I read it had a thruster to help with the landing, but it failed. The harpoons failed, too.
Sounds like its sitting there and will probably be fine as long as nothing disturbs it.
Any landing you can float away from is a good one.
Not directional thrusters, but one to hold it down while the ice screws establish a firm grip.
Critical to mission success is the lander's ability to hold onto the rock, dust and ice at landing. As there was a real risk of the lander bouncing off the comet, harpoons, landing leg ice screws and thrusters needed to work in concert to ensure Philae stayed in place. Apart from the harpoon system failing, another component of the landing system did not operate -- the cold gas thrusters. These thrusters were designed to push the lander into the cometary surface on landing.Rosetta's Lander Grabs Onto Comet and Lands : Discovery News
Yep, nothing like stating the obvious: “The lander has to survive all of the bounces for the landing to be a success.”

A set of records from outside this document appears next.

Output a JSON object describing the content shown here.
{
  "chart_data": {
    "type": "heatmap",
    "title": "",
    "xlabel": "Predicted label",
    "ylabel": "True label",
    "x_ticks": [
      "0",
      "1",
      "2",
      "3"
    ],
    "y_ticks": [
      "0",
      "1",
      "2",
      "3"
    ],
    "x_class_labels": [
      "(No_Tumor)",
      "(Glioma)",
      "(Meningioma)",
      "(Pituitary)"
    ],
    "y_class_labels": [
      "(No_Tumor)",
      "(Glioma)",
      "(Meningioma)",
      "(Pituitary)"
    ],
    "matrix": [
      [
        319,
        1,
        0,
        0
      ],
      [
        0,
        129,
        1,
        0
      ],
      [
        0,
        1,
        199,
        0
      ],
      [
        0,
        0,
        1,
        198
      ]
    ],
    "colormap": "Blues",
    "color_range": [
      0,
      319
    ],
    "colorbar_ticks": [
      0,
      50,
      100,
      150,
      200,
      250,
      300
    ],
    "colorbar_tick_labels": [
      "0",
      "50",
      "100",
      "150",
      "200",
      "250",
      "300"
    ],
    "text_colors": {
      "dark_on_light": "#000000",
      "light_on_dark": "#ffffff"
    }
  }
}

Does the EU not know about duct tape?
That still leaves my question unanswered: why would it bounce (as opposed to deflect off into space)? The harpoon and the thrusters were the only systems that seemed to allow the robot to return to the surface after impact, should the robot fail to immediately anchor itself in, and neither are working. The screws would help the craft stick the landing, but wouldn’t seem to be of any help if it bounced.
I'd bet it gets thrown off from a change in the comet's rotational axis from the loss of mass.
Assuming the anchors never imbed.
I wonder if a low power ion thruster would have been feasible to hold the craft down?
The comet has some gravity. The lander bounced because the grappling and thruster malfunction, while it landed on shock absorbers.